Folha
Há o objetivo do presidente Lula de recuperar para a economia brasileira o grau de investimento, que foi perdido em 2016. Originalmente concedido em 2008 e 2009 pelas três principais agências de rating, o grau de investimento é importante pois permite que diversos fundos institucionais, como fundos de pensão de fora do Brasil, possam comprar títulos de dívida do governo brasileiro.
Mas há um efeito real? O Tesouro Nacional apresenta a série de evolução da dívida pública pela origem do detentor.
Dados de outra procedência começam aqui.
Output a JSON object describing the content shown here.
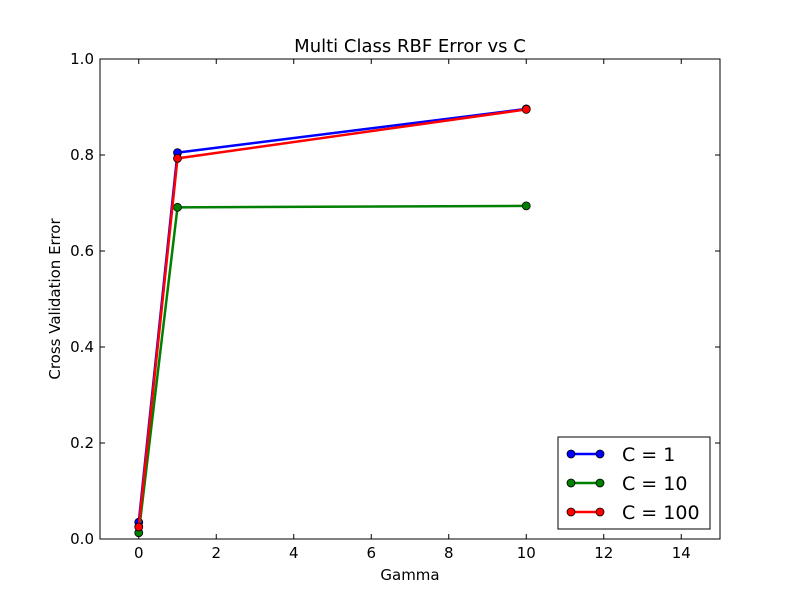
{
  "chart_data": {
    "type": "line",
    "title": "Multi Class RBF Error vs C",
    "xlabel": "Gamma",
    "ylabel": "Cross Validation Error",
    "xlim": [
      -1,
      15
    ],
    "ylim": [
      0.0,
      1.0
    ],
    "xticks": [
      "0",
      "2",
      "4",
      "6",
      "8",
      "10",
      "12",
      "14"
    ],
    "yticks": [
      "0.0",
      "0.2",
      "0.4",
      "0.6",
      "0.8",
      "1.0"
    ],
    "x": [
      0.0001,
      1,
      10
    ],
    "grid": false,
    "legend_position": "lower-right",
    "series": [
      {
        "name": "C = 1",
        "color": "#0000ff",
        "values": [
          0.035,
          0.805,
          0.896
        ]
      },
      {
        "name": "C = 10",
        "color": "#007f00",
        "values": [
          0.013,
          0.691,
          0.694
        ]
      },
      {
        "name": "C = 100",
        "color": "#ff0000",
        "values": [
          0.025,
          0.793,
          0.895
        ]
      }
    ]
  }
}
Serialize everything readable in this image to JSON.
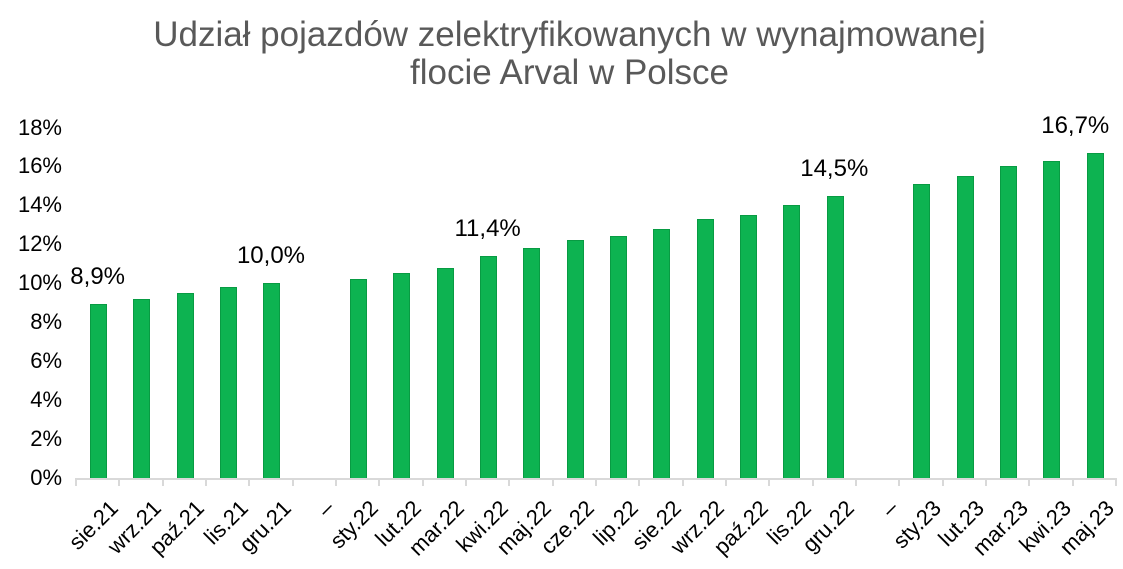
{
  "title_line1": "Udział pojazdów zelektryfikowanych w wynajmowanej",
  "title_line2": "flocie Arval w Polsce",
  "chart_data": {
    "type": "bar",
    "title": "Udział pojazdów zelektryfikowanych w wynajmowanej flocie Arval w Polsce",
    "xlabel": "",
    "ylabel": "",
    "ylim": [
      0,
      18
    ],
    "grid": false,
    "legend": false,
    "categories": [
      "sie.21",
      "wrz.21",
      "paź.21",
      "lis.21",
      "gru.21",
      "–",
      "sty.22",
      "lut.22",
      "mar.22",
      "kwi.22",
      "maj.22",
      "cze.22",
      "lip.22",
      "sie.22",
      "wrz.22",
      "paź.22",
      "lis.22",
      "gru.22",
      "–",
      "sty.23",
      "lut.23",
      "mar.23",
      "kwi.23",
      "maj.23"
    ],
    "values": [
      8.9,
      9.2,
      9.5,
      9.8,
      10.0,
      null,
      10.2,
      10.5,
      10.8,
      11.4,
      11.8,
      12.2,
      12.4,
      12.8,
      13.3,
      13.5,
      14.0,
      14.5,
      null,
      15.1,
      15.5,
      16.0,
      16.3,
      16.7
    ],
    "y_ticks": [
      "0%",
      "2%",
      "4%",
      "6%",
      "8%",
      "10%",
      "12%",
      "14%",
      "16%",
      "18%"
    ],
    "data_labels": [
      {
        "index": 0,
        "text": "8,9%"
      },
      {
        "index": 4,
        "text": "10,0%"
      },
      {
        "index": 9,
        "text": "11,4%"
      },
      {
        "index": 17,
        "text": "14,5%"
      },
      {
        "index": 23,
        "text": "16,7%",
        "dx": -19
      }
    ],
    "colors": {
      "bar_fill": "#0db351",
      "bar_border": "#089b43",
      "axis_line": "#d9d9d9",
      "title_text": "#595959",
      "axis_text": "#000000",
      "label_text": "#000000",
      "background": "#ffffff"
    }
  }
}
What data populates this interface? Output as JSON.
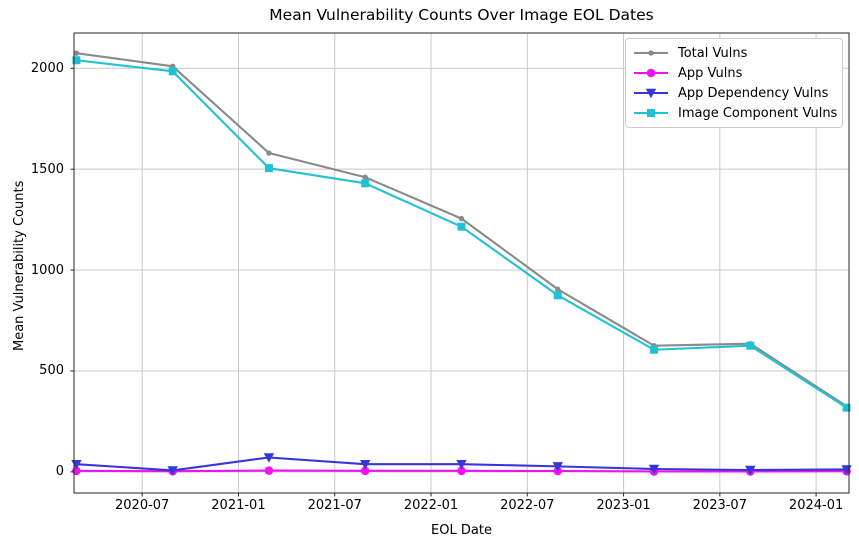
{
  "chart_data": {
    "type": "line",
    "title": "Mean Vulnerability Counts Over Image EOL Dates",
    "xlabel": "EOL Date",
    "ylabel": "Mean Vulnerability Counts",
    "grid": true,
    "legend_position": "upper right",
    "background": "#ffffff",
    "grid_color": "#c9c9c9",
    "spine_color": "#262626",
    "y_ticks": [
      0,
      500,
      1000,
      1500,
      2000
    ],
    "ylim": [
      -105,
      2175
    ],
    "xlim_months": [
      -0.15,
      48.15
    ],
    "x_ticks": [
      {
        "label": "2020-07",
        "m": 4.1
      },
      {
        "label": "2021-01",
        "m": 10.1
      },
      {
        "label": "2021-07",
        "m": 16.1
      },
      {
        "label": "2022-01",
        "m": 22.1
      },
      {
        "label": "2022-07",
        "m": 28.1
      },
      {
        "label": "2023-01",
        "m": 34.1
      },
      {
        "label": "2023-07",
        "m": 40.1
      },
      {
        "label": "2024-01",
        "m": 46.1
      }
    ],
    "x_points_months": [
      0,
      6,
      12,
      18,
      24,
      30,
      36,
      42,
      48
    ],
    "x_dates_estimated": [
      "2020-03",
      "2020-09",
      "2021-03",
      "2021-09",
      "2022-03",
      "2022-09",
      "2023-03",
      "2023-09",
      "2024-03"
    ],
    "series": [
      {
        "name": "Total Vulns",
        "color": "#8a8a8a",
        "marker": "dot",
        "values": [
          2075,
          2010,
          1580,
          1460,
          1255,
          905,
          625,
          635,
          325
        ]
      },
      {
        "name": "App Vulns",
        "color": "#f012f0",
        "marker": "circle",
        "values": [
          5,
          3,
          6,
          5,
          5,
          4,
          2,
          2,
          3
        ]
      },
      {
        "name": "App Dependency Vulns",
        "color": "#3636d8",
        "marker": "triangle-down",
        "values": [
          38,
          7,
          71,
          38,
          38,
          27,
          14,
          9,
          12
        ]
      },
      {
        "name": "Image Component Vulns",
        "color": "#1fc2d5",
        "marker": "square",
        "values": [
          2040,
          1985,
          1505,
          1430,
          1215,
          875,
          605,
          625,
          318
        ]
      }
    ]
  }
}
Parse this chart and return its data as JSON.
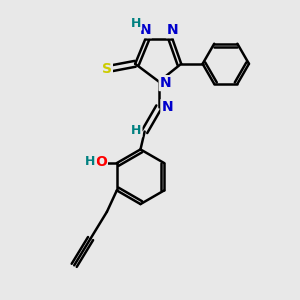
{
  "bg_color": "#e8e8e8",
  "atom_colors": {
    "N": "#0000cc",
    "S": "#cccc00",
    "O": "#ff0000",
    "C": "#000000",
    "H": "#008080"
  },
  "bond_color": "#000000",
  "bond_lw": 1.8,
  "figsize": [
    3.0,
    3.0
  ],
  "dpi": 100
}
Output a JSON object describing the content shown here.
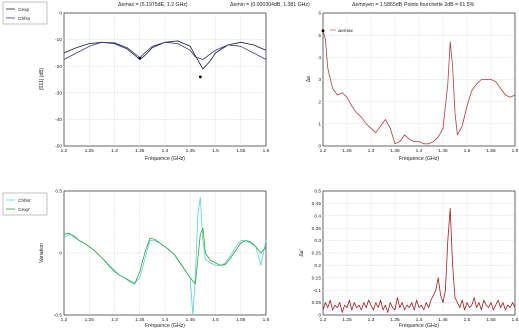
{
  "header": {
    "dmax": "Δemax = (5.1975dE, 1.2 GHz)",
    "dmin": "Δemin = (0.000304dB, 1.381 GHz)",
    "dmoyen": "Δemoyen = 1.5865dB",
    "fourchette": "Points fourchette 2dB = 61.5%"
  },
  "chart_data": [
    {
      "type": "line",
      "xlabel": "Fréquence (GHz)",
      "ylabel": "|S11| (dB)",
      "xlim": [
        1.2,
        1.6
      ],
      "ylim": [
        -50,
        0
      ],
      "xticks": [
        "1.2",
        "1.25",
        "1.3",
        "1.35",
        "1.4",
        "1.45",
        "1.5",
        "1.55",
        "1.6"
      ],
      "yticks": [
        "0",
        "-10",
        "-20",
        "-30",
        "-40",
        "-50"
      ],
      "grid": true,
      "legend": "top-left",
      "legend_entries": [
        "Cexp",
        "Chfss"
      ],
      "series": [
        {
          "name": "Cexp",
          "color": "#1a1a3a",
          "x": [
            1.2,
            1.225,
            1.25,
            1.275,
            1.3,
            1.325,
            1.35,
            1.36,
            1.375,
            1.4,
            1.425,
            1.45,
            1.46,
            1.475,
            1.49,
            1.5,
            1.525,
            1.55,
            1.575,
            1.6
          ],
          "y": [
            -15,
            -13,
            -11.5,
            -11,
            -11.5,
            -13.5,
            -17.5,
            -16,
            -13,
            -11,
            -10.5,
            -12.5,
            -16,
            -21,
            -18,
            -15,
            -12,
            -11,
            -12,
            -14
          ]
        },
        {
          "name": "Chfss",
          "color": "#3a3a8a",
          "x": [
            1.2,
            1.225,
            1.25,
            1.275,
            1.3,
            1.325,
            1.35,
            1.36,
            1.375,
            1.4,
            1.425,
            1.45,
            1.46,
            1.475,
            1.5,
            1.525,
            1.55,
            1.575,
            1.6
          ],
          "y": [
            -17.5,
            -15,
            -12.5,
            -11,
            -11.2,
            -13,
            -16.8,
            -15,
            -12.5,
            -11,
            -11.5,
            -14,
            -16.5,
            -17.5,
            -14,
            -12,
            -12.5,
            -15,
            -17.5
          ]
        }
      ],
      "markers": [
        {
          "x": 1.35,
          "y": -17
        },
        {
          "x": 1.47,
          "y": -24
        }
      ]
    },
    {
      "type": "line",
      "xlabel": "Fréquence (GHz)",
      "ylabel": "Δe",
      "xlim": [
        1.2,
        1.6
      ],
      "ylim": [
        0,
        6
      ],
      "xticks": [
        "1.2",
        "1.25",
        "1.3",
        "1.35",
        "1.4",
        "1.45",
        "1.5",
        "1.55",
        "1.6"
      ],
      "yticks": [
        "6",
        "5",
        "4",
        "3",
        "2",
        "1",
        "0"
      ],
      "grid": true,
      "legend": "top-left",
      "legend_entries": [
        "Δemax"
      ],
      "series": [
        {
          "name": "Δemax",
          "color": "#b04040",
          "x": [
            1.2,
            1.205,
            1.21,
            1.22,
            1.23,
            1.24,
            1.25,
            1.26,
            1.27,
            1.28,
            1.29,
            1.3,
            1.31,
            1.32,
            1.33,
            1.34,
            1.35,
            1.36,
            1.37,
            1.38,
            1.39,
            1.4,
            1.41,
            1.42,
            1.43,
            1.44,
            1.45,
            1.46,
            1.465,
            1.47,
            1.475,
            1.48,
            1.49,
            1.5,
            1.51,
            1.52,
            1.53,
            1.54,
            1.55,
            1.56,
            1.57,
            1.58,
            1.59,
            1.6
          ],
          "y": [
            5.2,
            4.8,
            3.5,
            2.6,
            2.3,
            2.4,
            2.2,
            1.8,
            1.5,
            1.3,
            1.0,
            0.8,
            0.6,
            0.9,
            1.2,
            0.8,
            0.1,
            0.2,
            0.5,
            0.3,
            0.2,
            0.2,
            0.1,
            0.1,
            0.2,
            0.4,
            0.8,
            2.8,
            4.7,
            3.6,
            1.5,
            0.5,
            0.9,
            1.8,
            2.5,
            2.8,
            3.0,
            3.0,
            3.0,
            2.9,
            2.6,
            2.3,
            2.2,
            2.3
          ]
        }
      ],
      "markers": [
        {
          "x": 1.2,
          "y": 5.2
        }
      ]
    },
    {
      "type": "line",
      "xlabel": "Fréquence (GHz)",
      "ylabel": "Variation",
      "xlim": [
        1.2,
        1.6
      ],
      "ylim": [
        -0.5,
        0.5
      ],
      "xticks": [
        "1.2",
        "1.25",
        "1.3",
        "1.35",
        "1.4",
        "1.45",
        "1.5",
        "1.55",
        "1.6"
      ],
      "yticks": [
        "0.5",
        "0",
        "-0.5"
      ],
      "grid": true,
      "legend": "top-left",
      "legend_entries": [
        "Chfss'",
        "Cexp'"
      ],
      "series": [
        {
          "name": "Chfss'",
          "color": "#5ad0d8",
          "x": [
            1.2,
            1.21,
            1.22,
            1.23,
            1.24,
            1.25,
            1.26,
            1.27,
            1.28,
            1.29,
            1.3,
            1.31,
            1.32,
            1.33,
            1.34,
            1.35,
            1.36,
            1.37,
            1.38,
            1.39,
            1.4,
            1.41,
            1.42,
            1.43,
            1.44,
            1.45,
            1.455,
            1.46,
            1.465,
            1.47,
            1.475,
            1.48,
            1.49,
            1.5,
            1.51,
            1.52,
            1.53,
            1.54,
            1.55,
            1.56,
            1.57,
            1.58,
            1.59,
            1.6
          ],
          "y": [
            0.12,
            0.15,
            0.14,
            0.1,
            0.08,
            0.05,
            0.02,
            -0.02,
            -0.06,
            -0.1,
            -0.14,
            -0.18,
            -0.2,
            -0.22,
            -0.24,
            -0.2,
            -0.05,
            0.1,
            0.1,
            0.08,
            0.05,
            0.02,
            -0.02,
            -0.08,
            -0.14,
            -0.2,
            -0.5,
            -0.2,
            0.3,
            0.45,
            0.1,
            -0.05,
            -0.08,
            -0.1,
            -0.1,
            -0.08,
            -0.02,
            0.05,
            0.1,
            0.1,
            0.08,
            0.05,
            -0.1,
            0.1
          ]
        },
        {
          "name": "Cexp'",
          "color": "#30a040",
          "x": [
            1.2,
            1.21,
            1.22,
            1.23,
            1.24,
            1.25,
            1.26,
            1.27,
            1.28,
            1.29,
            1.3,
            1.31,
            1.32,
            1.33,
            1.34,
            1.35,
            1.36,
            1.37,
            1.38,
            1.39,
            1.4,
            1.41,
            1.42,
            1.43,
            1.44,
            1.45,
            1.46,
            1.47,
            1.475,
            1.48,
            1.49,
            1.5,
            1.51,
            1.52,
            1.53,
            1.54,
            1.55,
            1.56,
            1.57,
            1.58,
            1.59,
            1.6
          ],
          "y": [
            0.15,
            0.16,
            0.13,
            0.1,
            0.08,
            0.05,
            0.02,
            -0.02,
            -0.06,
            -0.11,
            -0.15,
            -0.18,
            -0.2,
            -0.23,
            -0.25,
            -0.15,
            0.0,
            0.12,
            0.11,
            0.08,
            0.05,
            0.02,
            -0.02,
            -0.08,
            -0.14,
            -0.2,
            -0.25,
            0.15,
            0.2,
            0.0,
            -0.06,
            -0.08,
            -0.1,
            -0.09,
            -0.04,
            0.02,
            0.08,
            0.1,
            0.09,
            0.05,
            0.0,
            0.05
          ]
        }
      ]
    },
    {
      "type": "line",
      "xlabel": "Fréquence (GHz)",
      "ylabel": "Δe'",
      "xlim": [
        1.2,
        1.6
      ],
      "ylim": [
        0,
        0.5
      ],
      "xticks": [
        "1.2",
        "1.25",
        "1.3",
        "1.35",
        "1.4",
        "1.45",
        "1.5",
        "1.55",
        "1.6"
      ],
      "yticks": [
        "0.5",
        "0.45",
        "0.4",
        "0.35",
        "0.3",
        "0.25",
        "0.2",
        "0.15",
        "0.1",
        "0.05",
        "0"
      ],
      "grid": true,
      "series": [
        {
          "name": "",
          "color": "#a02020",
          "x": [
            1.2,
            1.205,
            1.21,
            1.215,
            1.22,
            1.225,
            1.23,
            1.235,
            1.24,
            1.245,
            1.25,
            1.255,
            1.26,
            1.265,
            1.27,
            1.275,
            1.28,
            1.285,
            1.29,
            1.295,
            1.3,
            1.305,
            1.31,
            1.315,
            1.32,
            1.325,
            1.33,
            1.335,
            1.34,
            1.345,
            1.35,
            1.355,
            1.36,
            1.365,
            1.37,
            1.375,
            1.38,
            1.385,
            1.39,
            1.395,
            1.4,
            1.405,
            1.41,
            1.415,
            1.42,
            1.425,
            1.43,
            1.435,
            1.44,
            1.445,
            1.45,
            1.455,
            1.46,
            1.465,
            1.47,
            1.475,
            1.48,
            1.485,
            1.49,
            1.495,
            1.5,
            1.505,
            1.51,
            1.515,
            1.52,
            1.525,
            1.53,
            1.535,
            1.54,
            1.545,
            1.55,
            1.555,
            1.56,
            1.565,
            1.57,
            1.575,
            1.58,
            1.585,
            1.59,
            1.595,
            1.6
          ],
          "y": [
            0.02,
            0.05,
            0.03,
            0.06,
            0.02,
            0.04,
            0.03,
            0.05,
            0.01,
            0.04,
            0.03,
            0.06,
            0.02,
            0.05,
            0.03,
            0.04,
            0.02,
            0.05,
            0.03,
            0.06,
            0.04,
            0.02,
            0.05,
            0.03,
            0.06,
            0.02,
            0.04,
            0.01,
            0.05,
            0.03,
            0.02,
            0.07,
            0.03,
            0.05,
            0.02,
            0.04,
            0.03,
            0.05,
            0.02,
            0.06,
            0.03,
            0.04,
            0.02,
            0.05,
            0.03,
            0.06,
            0.08,
            0.1,
            0.15,
            0.08,
            0.05,
            0.1,
            0.3,
            0.43,
            0.2,
            0.07,
            0.05,
            0.03,
            0.06,
            0.02,
            0.05,
            0.03,
            0.04,
            0.07,
            0.03,
            0.05,
            0.02,
            0.06,
            0.04,
            0.03,
            0.05,
            0.02,
            0.04,
            0.06,
            0.03,
            0.05,
            0.02,
            0.04,
            0.03,
            0.05,
            0.03
          ]
        }
      ]
    }
  ]
}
É possível acompanhar a evolução da participação dos estrangeiros no carregamento da dívida brasileira.
Entre 2007 e meados de 2015, a participação cresce persistentemente, saindo de 1,7% para 20,8%. Em seguida, inicia uma queda, até atingir os atuais 10,1%.
Ou seja, se conseguirmos recuperar o grau de investimento, tudo sugere que voltaremos a ter 20% da dívida pública nas mãos de não residentes, o que contribuirá para a redução dos juros na economia brasileira e, evidentemente, para que o câmbio seja mais valorizado.
De fato, eu e meu colega Lívio Ribeiro, do FGV Ibre, calculamos o valor de equilíbrio de longo prazo para o câmbio real, com base em fundamentos da competividade da economia brasileira com o comércio internacional.
No período anterior a 2016, o câmbio observado foi na média mais valorizado do que o dado pelos fundamentos de comércio internacional. Para o período subsequente, ocorre o contrário: o câmbio observado é mais desvalorizado do que o dado pelos fundamentos de comércio internacional.
Finalmente, ao verificar a série da IFI (Instituição Fiscal Independente) de superávit primário estrutural, observamos uma queda continuada desde 2006, com forte piora em 2013 e 2014 e seguidos déficits para o período subsequente.
A incapacidade de fazermos um ajuste fiscal mais duradouro a partir de 2015 —incapacidade que segue até hoje—, associada à perda do grau de investimento, consolidou um câmbio corrente permanentemente mais desvalorizado do que o de equilíbrio de longo prazo e uma capacidade menor de financiarmos o déficit público por meio de investidores internacionais que corram risco em reais comprando dívida interna do Tesouro Nacional.
Lula está correto em priorizar a recuperação do grau de investimento. No entanto, sem uma sinalização fiscal mais consistente, não avançaremos.
Não há muito tempo. A velocidade de acumulação da dívida pública tem crescido. Provavelmente, no quadriênio de Lula 3 o crescimento da dívida será de 14 pontos percentuais do PIB, e a inflação dá sinais de que voltará a incomodar.
Na semana passada, tivemos a divulgação da prévia da inflação de outubro. Tudo sugere que o impacto positivo que ainda se fazia sentir da fortíssima reversão dos choques da pandemia sobre os serviços terminou.
De agora em diante, a dinâmica da inflação de serviços acompanhará a atividade, que se encontra a plena carga. Veremos, como foi o caso em outubro, uma aceleração da inflação de serviços.
O tempo de Lula está correndo. A escolha política de inverter a ordem natural do ciclo político da despesa pública —iniciar o governo com o pé no acelerador do gasto público— começa a cobrar seu preço.